Muito se tem falado de perceções nos últimos tempos. Seja por causa do tema da segurança, da imigração ou da corrupção, há um debate acerca da diferença entre perceção e realidade e qual a importância que devemos dar a cada uma dessas dimensões (perceção subjetiva versus realidade objetiva) para a definição das políticas públicas ou da agenda mediática.
Uns defendem que há uma distância muito significativa entre perceção e realidade (no caso português, com a realidade da migração, da insegurança ou da corrupção a serem menores do que a perceção que se tem desses problemas) e que quer os meios de comunicação social quer os políticos têm a obrigação de se guiarem pelos dados objetivos e não pelas perceções ou sensações da população.
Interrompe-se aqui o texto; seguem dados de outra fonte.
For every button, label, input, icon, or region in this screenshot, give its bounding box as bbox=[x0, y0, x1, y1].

Outros, ou acham que a diferença entre perceções e realidade é mais ténue (e por isso se deve olhar para as perceções) ou acham que as perceções são importantes por si só, e por isso merecem atenção mediática e política (na encomia, por exemplo, indicadores de sentimentos dos consumidores ou dos investidores são frequentemente analisados para se tentar prever o desempenho futuro da economia).
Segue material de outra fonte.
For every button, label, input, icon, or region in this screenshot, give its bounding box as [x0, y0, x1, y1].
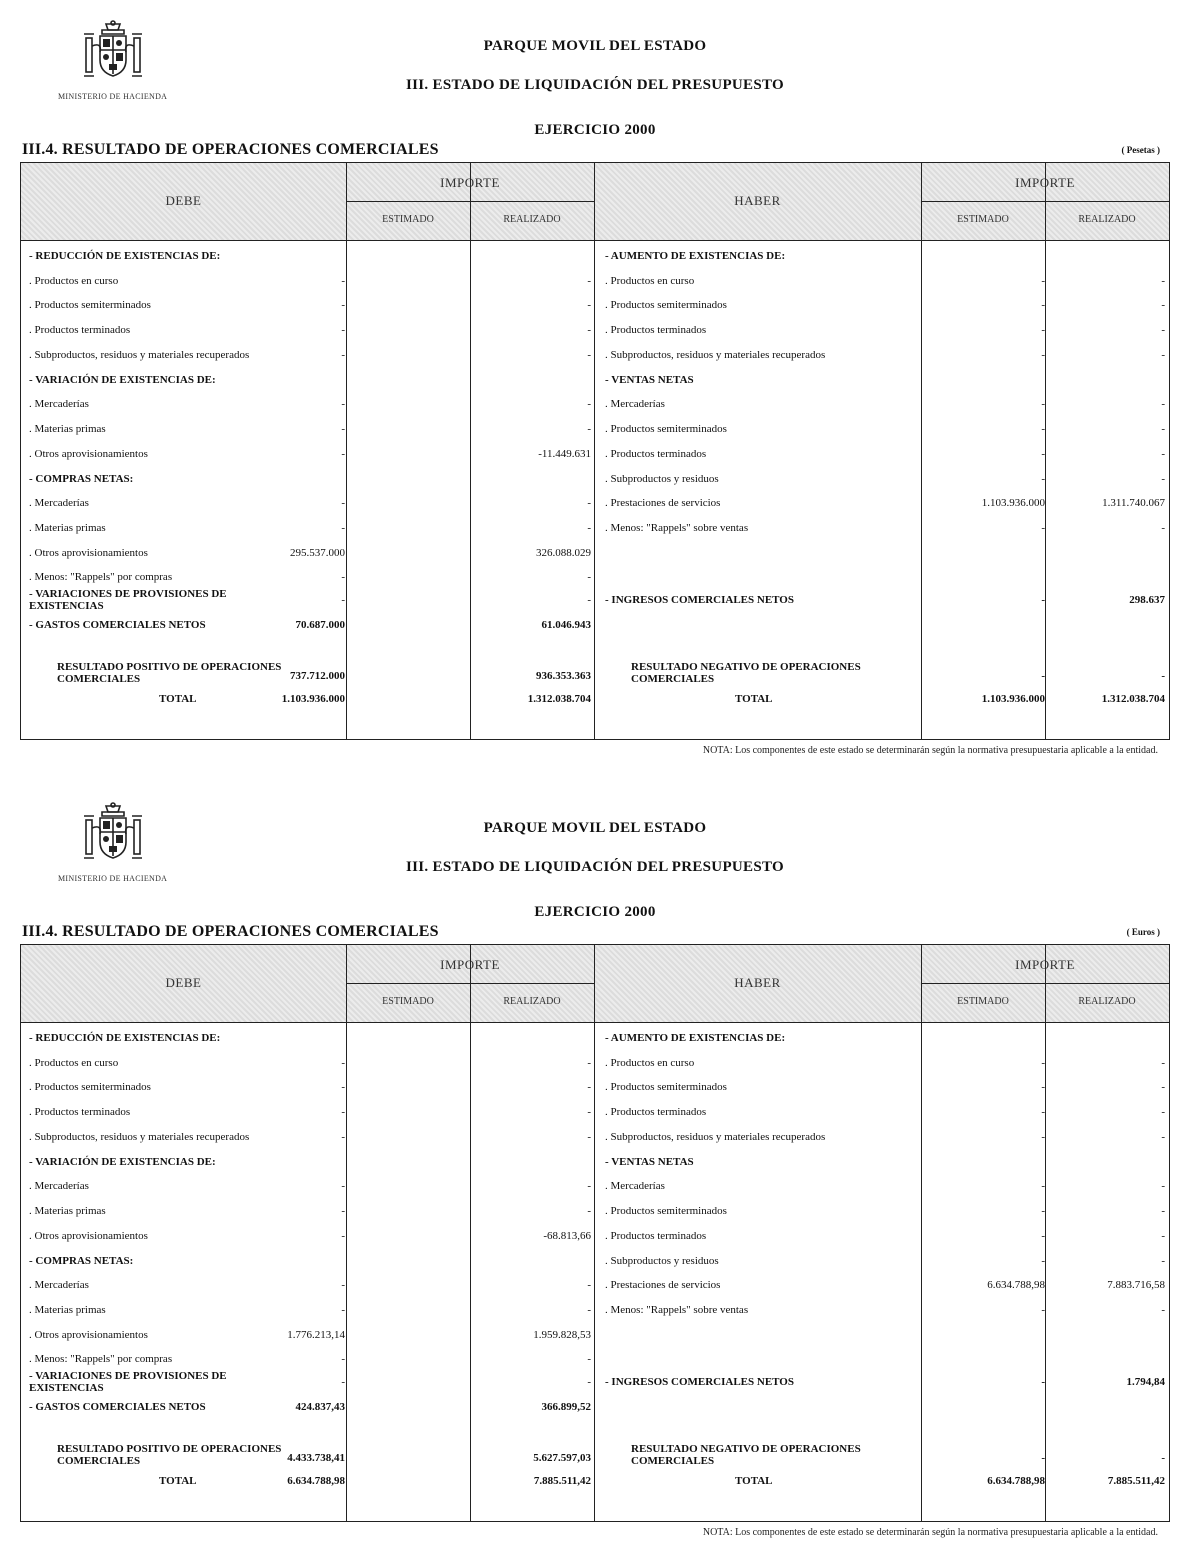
debe-estimado: - [341, 571, 345, 583]
debe-realizado: - [587, 275, 591, 287]
total-haber-realizado: 7.885.511,42 [1107, 1475, 1165, 1487]
haber-label: . Subproductos, residuos y materiales recuperados [605, 349, 826, 361]
haber-label: . Prestaciones de servicios [605, 497, 721, 509]
debe-label: . Subproductos, residuos y materiales recuperados [29, 349, 250, 361]
haber-realizado: - [1161, 423, 1165, 435]
table-row [21, 318, 1169, 342]
haber-realizado: - [1161, 1304, 1165, 1316]
haber-realizado: 1.794,84 [1126, 1376, 1165, 1388]
debe-realizado: - [587, 1057, 591, 1069]
haber-estimado: 6.634.788,98 [987, 1279, 1045, 1291]
header-debe: DEBE [165, 975, 202, 990]
debe-label: . Mercaderías [29, 398, 89, 410]
table-row [21, 244, 1169, 268]
ministry-logo [58, 802, 188, 888]
section-heading: III.4. RESULTADO DE OPERACIONES COMERCIALES [22, 141, 439, 158]
resultado-positivo-estimado: 4.433.738,41 [287, 1452, 345, 1464]
haber-label: . Productos semiterminados [605, 1081, 727, 1093]
ministry-name: MINISTERIO DE HACIENDA [58, 92, 168, 101]
debe-realizado: - [587, 324, 591, 336]
table-header [21, 945, 1169, 1023]
table-row [21, 491, 1169, 515]
table-row [21, 343, 1169, 367]
debe-estimado: - [341, 594, 345, 606]
table-row [21, 613, 1169, 637]
debe-estimado: - [341, 497, 345, 509]
haber-realizado: - [1161, 349, 1165, 361]
debe-label: . Productos en curso [29, 1057, 119, 1069]
total-row [21, 1469, 1169, 1493]
debe-estimado: - [341, 299, 345, 311]
haber-label: . Menos: "Rappels" sobre ventas [605, 1304, 749, 1316]
haber-estimado: - [1041, 1230, 1045, 1242]
debe-realizado: - [587, 1106, 591, 1118]
debe-realizado: 1.959.828,53 [533, 1329, 591, 1341]
table-row [21, 392, 1169, 416]
resultado-negativo-estimado: - [1041, 670, 1045, 682]
document-subtitle: III. ESTADO DE LIQUIDACIÓN DEL PRESUPUESTO [406, 859, 784, 875]
debe-label: . Mercaderías [29, 1180, 89, 1192]
table-row [21, 1150, 1169, 1174]
haber-estimado: - [1041, 1205, 1045, 1217]
haber-realizado: - [1161, 1081, 1165, 1093]
table-row [21, 293, 1169, 317]
haber-estimado: - [1041, 1057, 1045, 1069]
haber-realizado: - [1161, 1230, 1165, 1242]
debe-realizado: -11.449.631 [538, 448, 591, 460]
table-row [21, 541, 1169, 565]
haber-estimado: - [1041, 324, 1045, 336]
debe-estimado: - [341, 522, 345, 534]
debe-label: - REDUCCIÓN DE EXISTENCIAS DE: [29, 250, 221, 262]
header-haber: HABER [734, 975, 781, 990]
debe-estimado: - [341, 423, 345, 435]
table-row [21, 1224, 1169, 1248]
debe-label: - REDUCCIÓN DE EXISTENCIAS DE: [29, 1032, 221, 1044]
debe-estimado: 295.537.000 [290, 547, 345, 559]
haber-estimado: - [1041, 473, 1045, 485]
debe-estimado: - [341, 324, 345, 336]
haber-estimado: - [1041, 398, 1045, 410]
fiscal-year: EJERCICIO 2000 [534, 122, 656, 138]
debe-realizado: - [587, 1180, 591, 1192]
coat-of-arms-icon [80, 802, 146, 868]
total-debe-label: TOTAL [159, 693, 197, 705]
currency-unit: ( Pesetas ) [1121, 145, 1160, 155]
haber-label: - AUMENTO DE EXISTENCIAS DE: [605, 1032, 786, 1044]
debe-label: . Productos semiterminados [29, 299, 151, 311]
debe-label: . Otros aprovisionamientos [29, 1230, 148, 1242]
resultado-positivo-label: RESULTADO POSITIVO DE OPERACIONES COMERCIALES [57, 661, 282, 685]
haber-realizado: - [1161, 1131, 1165, 1143]
debe-realizado: 61.046.943 [541, 619, 591, 631]
haber-realizado: - [1161, 473, 1165, 485]
header-estimado-haber: ESTIMADO [957, 214, 1009, 225]
table-row [21, 417, 1169, 441]
haber-realizado: 298.637 [1129, 594, 1165, 606]
haber-estimado: - [1041, 423, 1045, 435]
haber-estimado: - [1041, 448, 1045, 460]
debe-realizado: - [587, 1205, 591, 1217]
debe-realizado: - [587, 299, 591, 311]
debe-estimado: - [341, 349, 345, 361]
debe-estimado: - [341, 1376, 345, 1388]
haber-label: . Productos semiterminados [605, 299, 727, 311]
table-row [21, 1273, 1169, 1297]
total-debe-label: TOTAL [159, 1475, 197, 1487]
footnote: NOTA: Los componentes de este estado se determinarán según la normativa presupuestaria aplicable a la entidad. [702, 745, 1158, 756]
resultado-positivo-realizado: 936.353.363 [536, 670, 591, 682]
table-row [21, 588, 1169, 612]
document-title: PARQUE MOVIL DEL ESTADO [483, 38, 707, 54]
table-row [21, 1174, 1169, 1198]
haber-label: . Productos en curso [605, 275, 695, 287]
debe-estimado: - [341, 1205, 345, 1217]
haber-estimado: - [1041, 1304, 1045, 1316]
haber-realizado: - [1161, 1255, 1165, 1267]
table-row [21, 516, 1169, 540]
haber-estimado: - [1041, 1081, 1045, 1093]
header-realizado-haber: REALIZADO [1078, 214, 1136, 225]
header-estimado-haber: ESTIMADO [957, 996, 1009, 1007]
debe-label: . Productos semiterminados [29, 1081, 151, 1093]
debe-realizado: 366.899,52 [541, 1401, 591, 1413]
debe-label: . Otros aprovisionamientos [29, 448, 148, 460]
debe-estimado: 70.687.000 [295, 619, 345, 631]
resultado-positivo-realizado: 5.627.597,03 [533, 1452, 591, 1464]
haber-realizado: - [1161, 299, 1165, 311]
debe-label: . Mercaderías [29, 1279, 89, 1291]
total-debe-realizado: 1.312.038.704 [527, 693, 591, 705]
haber-realizado: 7.883.716,58 [1107, 1279, 1165, 1291]
header-realizado-haber: REALIZADO [1078, 996, 1136, 1007]
haber-realizado: - [1161, 398, 1165, 410]
debe-realizado: - [587, 1376, 591, 1388]
haber-estimado: - [1041, 275, 1045, 287]
total-debe-estimado: 6.634.788,98 [287, 1475, 345, 1487]
table-row [21, 1347, 1169, 1371]
resultado-negativo-label: RESULTADO NEGATIVO DE OPERACIONES COMERCIALES [631, 1443, 861, 1467]
debe-label: - VARIACIÓN DE EXISTENCIAS DE: [29, 374, 216, 386]
haber-realizado: - [1161, 1057, 1165, 1069]
resultado-negativo-estimado: - [1041, 1452, 1045, 1464]
debe-estimado: - [341, 275, 345, 287]
haber-label: . Prestaciones de servicios [605, 1279, 721, 1291]
debe-label: . Otros aprovisionamientos [29, 547, 148, 559]
haber-label: - VENTAS NETAS [605, 1156, 694, 1168]
debe-estimado: - [341, 1131, 345, 1143]
total-haber-label: TOTAL [735, 693, 773, 705]
debe-estimado: - [341, 398, 345, 410]
table-row [21, 1125, 1169, 1149]
haber-label: . Menos: "Rappels" sobre ventas [605, 522, 749, 534]
haber-label: . Subproductos y residuos [605, 473, 719, 485]
debe-estimado: 424.837,43 [295, 1401, 345, 1413]
total-haber-estimado: 6.634.788,98 [987, 1475, 1045, 1487]
debe-estimado: - [341, 1304, 345, 1316]
table-row [21, 368, 1169, 392]
debe-realizado: - [587, 594, 591, 606]
debe-estimado: - [341, 1057, 345, 1069]
debe-estimado: - [341, 1081, 345, 1093]
haber-estimado: - [1041, 299, 1045, 311]
haber-realizado: - [1161, 1106, 1165, 1118]
haber-estimado: 1.103.936.000 [981, 497, 1045, 509]
haber-label: . Productos semiterminados [605, 1205, 727, 1217]
haber-estimado: - [1041, 594, 1045, 606]
document-subtitle: III. ESTADO DE LIQUIDACIÓN DEL PRESUPUESTO [406, 77, 784, 93]
haber-label: - INGRESOS COMERCIALES NETOS [605, 594, 794, 606]
debe-label: - VARIACIONES DE PROVISIONES DE EXISTENCIAS [29, 1370, 227, 1394]
table-row [21, 1026, 1169, 1050]
debe-estimado: 1.776.213,14 [287, 1329, 345, 1341]
debe-label: . Productos terminados [29, 324, 131, 336]
total-row [21, 687, 1169, 711]
header-importe-debe: IMPORTE [440, 957, 500, 972]
haber-estimado: - [1041, 1255, 1045, 1267]
resultado-negativo-realizado: - [1161, 1452, 1165, 1464]
haber-label: . Subproductos, residuos y materiales recuperados [605, 1131, 826, 1143]
debe-realizado: - [587, 1353, 591, 1365]
haber-estimado: - [1041, 522, 1045, 534]
debe-estimado: - [341, 1106, 345, 1118]
table-row [21, 1249, 1169, 1273]
debe-label: . Productos en curso [29, 275, 119, 287]
debe-realizado: - [587, 1131, 591, 1143]
header-debe: DEBE [165, 193, 202, 208]
currency-unit: ( Euros ) [1126, 927, 1160, 937]
debe-label: . Materias primas [29, 1205, 106, 1217]
total-haber-label: TOTAL [735, 1475, 773, 1487]
debe-label: . Productos terminados [29, 1106, 131, 1118]
debe-estimado: - [341, 1279, 345, 1291]
header-haber: HABER [734, 193, 781, 208]
table-row [21, 1298, 1169, 1322]
table-row [21, 1323, 1169, 1347]
haber-realizado: 1.311.740.067 [1102, 497, 1165, 509]
haber-label: - VENTAS NETAS [605, 374, 694, 386]
debe-label: . Mercaderías [29, 497, 89, 509]
resultado-positivo-estimado: 737.712.000 [290, 670, 345, 682]
document-title: PARQUE MOVIL DEL ESTADO [483, 820, 707, 836]
footnote: NOTA: Los componentes de este estado se determinarán según la normativa presupuestaria aplicable a la entidad. [702, 1527, 1158, 1538]
results-table [20, 944, 1170, 1522]
haber-estimado: - [1041, 1376, 1045, 1388]
ministry-name: MINISTERIO DE HACIENDA [58, 874, 168, 883]
haber-label: . Productos en curso [605, 1057, 695, 1069]
haber-label: - AUMENTO DE EXISTENCIAS DE: [605, 250, 786, 262]
debe-label: . Materias primas [29, 1304, 106, 1316]
total-debe-realizado: 7.885.511,42 [533, 1475, 591, 1487]
table-row [21, 1199, 1169, 1223]
debe-label: - GASTOS COMERCIALES NETOS [29, 619, 206, 631]
header-importe-haber: IMPORTE [1015, 175, 1075, 190]
haber-realizado: - [1161, 1205, 1165, 1217]
haber-estimado: - [1041, 349, 1045, 361]
debe-realizado: - [587, 1081, 591, 1093]
debe-label: . Menos: "Rappels" por compras [29, 1353, 173, 1365]
debe-realizado: - [587, 423, 591, 435]
fiscal-year: EJERCICIO 2000 [534, 904, 656, 920]
table-row [21, 1395, 1169, 1419]
header-estimado-debe: ESTIMADO [382, 214, 434, 225]
total-haber-realizado: 1.312.038.704 [1101, 693, 1165, 705]
header-realizado-debe: REALIZADO [503, 214, 561, 225]
debe-estimado: - [341, 448, 345, 460]
haber-label: . Subproductos y residuos [605, 1255, 719, 1267]
debe-label: - VARIACIÓN DE EXISTENCIAS DE: [29, 1156, 216, 1168]
total-debe-estimado: 1.103.936.000 [281, 693, 345, 705]
header-importe-debe: IMPORTE [440, 175, 500, 190]
table-row [21, 269, 1169, 293]
ministry-logo [58, 20, 188, 106]
haber-label: . Productos terminados [605, 1230, 707, 1242]
haber-estimado: - [1041, 1180, 1045, 1192]
haber-estimado: - [1041, 1131, 1045, 1143]
header-estimado-debe: ESTIMADO [382, 996, 434, 1007]
haber-label: . Mercaderías [605, 1180, 665, 1192]
debe-realizado: - [587, 522, 591, 534]
debe-estimado: - [341, 1230, 345, 1242]
table-row [21, 442, 1169, 466]
header-realizado-debe: REALIZADO [503, 996, 561, 1007]
debe-label: . Materias primas [29, 522, 106, 534]
debe-estimado: - [341, 1353, 345, 1365]
resultado-positivo-label: RESULTADO POSITIVO DE OPERACIONES COMERCIALES [57, 1443, 282, 1467]
haber-label: . Productos terminados [605, 1106, 707, 1118]
haber-realizado: - [1161, 448, 1165, 460]
table-row [21, 467, 1169, 491]
debe-realizado: - [587, 349, 591, 361]
table-row [21, 1051, 1169, 1075]
debe-label: . Subproductos, residuos y materiales recuperados [29, 1131, 250, 1143]
haber-realizado: - [1161, 1180, 1165, 1192]
debe-label: . Materias primas [29, 423, 106, 435]
debe-label: - GASTOS COMERCIALES NETOS [29, 1401, 206, 1413]
debe-realizado: -68.813,66 [543, 1230, 591, 1242]
debe-realizado: - [587, 497, 591, 509]
coat-of-arms-icon [80, 20, 146, 86]
haber-label: . Productos semiterminados [605, 423, 727, 435]
debe-label: . Menos: "Rappels" por compras [29, 571, 173, 583]
debe-label: . Otros aprovisionamientos [29, 1329, 148, 1341]
table-row [21, 565, 1169, 589]
debe-realizado: - [587, 398, 591, 410]
debe-realizado: - [587, 1304, 591, 1316]
table-row [21, 1075, 1169, 1099]
resultado-negativo-realizado: - [1161, 670, 1165, 682]
debe-label: - VARIACIONES DE PROVISIONES DE EXISTENCIAS [29, 588, 227, 612]
table-header [21, 163, 1169, 241]
haber-label: . Productos terminados [605, 324, 707, 336]
resultado-negativo-label: RESULTADO NEGATIVO DE OPERACIONES COMERCIALES [631, 661, 861, 685]
debe-realizado: - [587, 1279, 591, 1291]
haber-realizado: - [1161, 522, 1165, 534]
section-heading: III.4. RESULTADO DE OPERACIONES COMERCIALES [22, 923, 439, 940]
haber-estimado: - [1041, 1106, 1045, 1118]
haber-realizado: - [1161, 275, 1165, 287]
header-importe-haber: IMPORTE [1015, 957, 1075, 972]
total-haber-estimado: 1.103.936.000 [981, 693, 1045, 705]
haber-label: - INGRESOS COMERCIALES NETOS [605, 1376, 794, 1388]
results-table [20, 162, 1170, 740]
debe-realizado: 326.088.029 [536, 547, 591, 559]
haber-label: . Mercaderías [605, 398, 665, 410]
table-row [21, 1370, 1169, 1394]
table-row [21, 1100, 1169, 1124]
debe-label: - COMPRAS NETAS: [29, 473, 134, 485]
haber-label: . Productos terminados [605, 448, 707, 460]
haber-realizado: - [1161, 324, 1165, 336]
debe-realizado: - [587, 571, 591, 583]
debe-estimado: - [341, 1180, 345, 1192]
debe-label: - COMPRAS NETAS: [29, 1255, 134, 1267]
Este está longe de ser um debate fácil e nunca será gerador de consensos. Primeiro, porque por mais objetivos que quiséssemos ser, é impossível ter os indicadores todos que nos dessem a certeza do nível de corrupção, insegurança ou imigração num dado país ou momento. Depois, a importância que cada um dá à subjetividade versus objetividade também não é susceptível de ser encarada como certa ou errada: são posições filosóficas distintas (até porque não há consenso na filosofia acerca do que é a “realidade objetiva” e porque as perceções são, também elas, uma realidade, a realidade da subjetividade de cada um).
Tudo isto para chegarmos aqui: quando se quer dizer se uma nação está bem ou mal, também nos vamos deparar com este dilema. Olhamos apenas para dados supostamente objetivos, ou temos em conta o que as pessoas sentem ou pensam acerca da sua própria vida?
Se olharmos para os dados objetivos, temos um problema: como se define quais são os indicadores de bem-estar? E quem os escolhe? Será o PIB? Será a Esperança Média de Vida? Será a taxa de emprego? Será o acesso à habitação? Será um compósito de tudo isso? Se sim, com que pesos para cada componente?
Ao invés, se perguntarmos às pessoas quão felizes se sentem ou quão satisfeitas estão com a sua vida, estamos a olhar para a sua subjetividade e as suas perceções, mas a aceder diretamente ao que realmente interessa: ao fim ao cabo, a nossa vida é a consciência que dela temos, as nossas sensações, perceções e memórias.
Além do mais, assim, evitamos o paternalismo: não é o criador do indicador de bem-estar que está a dizer o que é bom para as pessoas, são as pessoas que, ao nos dizerem como se sentem, revelam o que as faz sentir felizes.
E os milhares de estudos científicos sobre o bem-estar subjetivo já nos dão confiança de que as perceções das pessoas acerca da sua própria vida são fiáveis e um indicador insubstituível acerca do bem-estar.
A satisfação que cada um tem com a sua vida é um indicador fundamental e indispensável para a avaliação do bem-estar de uma qualquer comunidade. A ciência já a estuda e atesta a sua fiabilidade. Temos, agora que a começar a usar, definitivamente, como guia da ação política e a dar-lhe a devida atenção mediática.